Kimberly Dunham-Snary, Queen’s University
Supervisor: Stephen Archer, Queen’s University
Cardiopulmonary diseases are the leading cause of death in Canada. Pulmonary hypertension (PH) is divided into 5 groups. Group 1 is a rare form of PH affecting the lung vasculature in the absence of other cardiopulmonary diseases; all approved PH therapies are restricted to Group 1 PH patients. However, Group 3 PH (related to chronic hypoxia and/or lung diseases) afflicts hundreds of thousands of Canadians. While PH is a negative prognostic factor in patients with lung disease or hypoxia there is no known therapy for Group 3 PH. This project focuses on unifying the mechanism of hypoxic pulmonary vasoconstriction (HPV) and the pathology of PH. HPV is the process by which ventilation-perfusion matching is achieved during hypoxia via the constriction of resistance arteries within the lung vasculature (nearly all other blood vessels dilate during hypoxia). The HPV response is dramatically reduced in a number of pathologies, including pulmonary arterial hypertension (PAH). Prior work from our lab identified mitochondria in pulmonary artery smooth muscle cells (PASMC) as the major oxygen sensor that triggers HPV. The mitochondrial network in PASMC is unique in that it alters production of diffusible redox mediators, including reactive oxygen species (ROS) in proportion to partial pressure of oxygen (PO2). These ROS (including hydrogen peroxide, H2O2) are produced within the mitochondrial electron transport chain (ETC). We propose that mitochondrial-derived H2O2 serves as a diffusible redox-signaling molecule that reflects alveolar PO2, and regulates pulmonary vascular tone via its interaction with redox-sensitive ion channels and enzymes. The opposing effects of hypoxia on PA and renal arteries (RA) (constriction vs. vasodilatation) are mimicked by inhibitors of ETC Complex I (rotenone) and III (antimycin A), implicating these complexes as the source of the oxygen-sensitive ROS signal.
Hypothesis: One or more subunits of mitochondrial ETC Complex I serve as the mitochondrial redox oxygen sensor, and these subunit(s) are downregulated in PAH.

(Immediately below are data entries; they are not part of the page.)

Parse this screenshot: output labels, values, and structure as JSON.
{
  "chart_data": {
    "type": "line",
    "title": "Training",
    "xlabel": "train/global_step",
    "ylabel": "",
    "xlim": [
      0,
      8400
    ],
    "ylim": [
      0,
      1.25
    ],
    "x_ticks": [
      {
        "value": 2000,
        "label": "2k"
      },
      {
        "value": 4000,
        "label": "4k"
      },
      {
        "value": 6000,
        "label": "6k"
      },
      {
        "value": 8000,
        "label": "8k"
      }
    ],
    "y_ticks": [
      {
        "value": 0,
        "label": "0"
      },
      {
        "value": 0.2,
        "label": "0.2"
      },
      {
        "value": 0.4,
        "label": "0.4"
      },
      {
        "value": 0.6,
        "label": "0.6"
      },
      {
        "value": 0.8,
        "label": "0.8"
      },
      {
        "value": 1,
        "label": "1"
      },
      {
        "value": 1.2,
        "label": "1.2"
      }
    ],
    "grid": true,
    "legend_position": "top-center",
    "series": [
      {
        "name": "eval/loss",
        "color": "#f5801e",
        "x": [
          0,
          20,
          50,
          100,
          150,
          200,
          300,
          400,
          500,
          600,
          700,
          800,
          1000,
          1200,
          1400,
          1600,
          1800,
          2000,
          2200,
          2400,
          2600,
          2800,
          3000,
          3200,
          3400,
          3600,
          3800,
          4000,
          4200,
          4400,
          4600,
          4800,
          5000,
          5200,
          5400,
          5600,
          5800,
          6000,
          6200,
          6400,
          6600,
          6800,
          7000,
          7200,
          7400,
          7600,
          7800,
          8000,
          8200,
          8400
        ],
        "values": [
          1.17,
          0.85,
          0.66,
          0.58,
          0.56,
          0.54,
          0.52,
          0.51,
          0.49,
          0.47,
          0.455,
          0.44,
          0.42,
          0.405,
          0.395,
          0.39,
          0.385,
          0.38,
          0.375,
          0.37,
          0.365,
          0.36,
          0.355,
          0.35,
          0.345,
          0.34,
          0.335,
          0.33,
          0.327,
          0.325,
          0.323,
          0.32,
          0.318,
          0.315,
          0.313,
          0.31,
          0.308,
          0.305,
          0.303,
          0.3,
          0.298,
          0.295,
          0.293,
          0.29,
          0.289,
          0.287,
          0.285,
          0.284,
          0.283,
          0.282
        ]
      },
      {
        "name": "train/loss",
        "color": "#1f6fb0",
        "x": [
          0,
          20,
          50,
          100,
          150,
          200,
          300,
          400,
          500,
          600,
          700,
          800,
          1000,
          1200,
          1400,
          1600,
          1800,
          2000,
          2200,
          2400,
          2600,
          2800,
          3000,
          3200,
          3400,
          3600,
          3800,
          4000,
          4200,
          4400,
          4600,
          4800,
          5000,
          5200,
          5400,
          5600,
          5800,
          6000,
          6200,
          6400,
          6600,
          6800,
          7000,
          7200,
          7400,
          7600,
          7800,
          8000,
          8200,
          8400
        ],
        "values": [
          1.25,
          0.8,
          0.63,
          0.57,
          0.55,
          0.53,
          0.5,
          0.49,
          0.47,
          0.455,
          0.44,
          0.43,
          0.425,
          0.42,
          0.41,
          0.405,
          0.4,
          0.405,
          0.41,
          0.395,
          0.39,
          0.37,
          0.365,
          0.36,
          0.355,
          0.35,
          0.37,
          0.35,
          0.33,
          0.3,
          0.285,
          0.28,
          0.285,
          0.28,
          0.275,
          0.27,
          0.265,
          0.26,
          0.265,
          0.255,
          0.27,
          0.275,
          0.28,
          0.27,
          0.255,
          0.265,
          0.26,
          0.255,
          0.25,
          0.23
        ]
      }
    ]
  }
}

Goals: We will determine differences in production of mitochondrial hydrogen peroxide (the putative mediator of the oxygen sensing signaling cascade) in pulmonary vs. renal SMC as well as variation in mitochondrial function, metabolism and gene expression. Subsequently, we will translate these results and perform targeted screening of PASMC from PAH patients compared to healthy controls. Finally, we will explore the effects of silencing candidate subunit(s) in healthy human PASMC and rat PASMC, in an effort to confirm the molecular identity of the mitochondrial proteins required for oxygen sensing.
Relevance: Better understanding of HPV will identify new potential therapeutic targets and advance the creation of new therapies for patients with PH. Elucidation all aspects of the oxygen sensing system is critical to combat diseases of impaired oxygen sensing and to devise new therapies for populations at altitude, in whom excessive HPV can cause diseases including high altitude pulmonary edema (HAPE). This proposal relates to CVN’s Priority Research Areas (Identifying targets for early detection strategies for populations at high risk for vascular diseases) as well as the overall goal of CVN (to improve the health of Canadians by furthering the field of vascular research).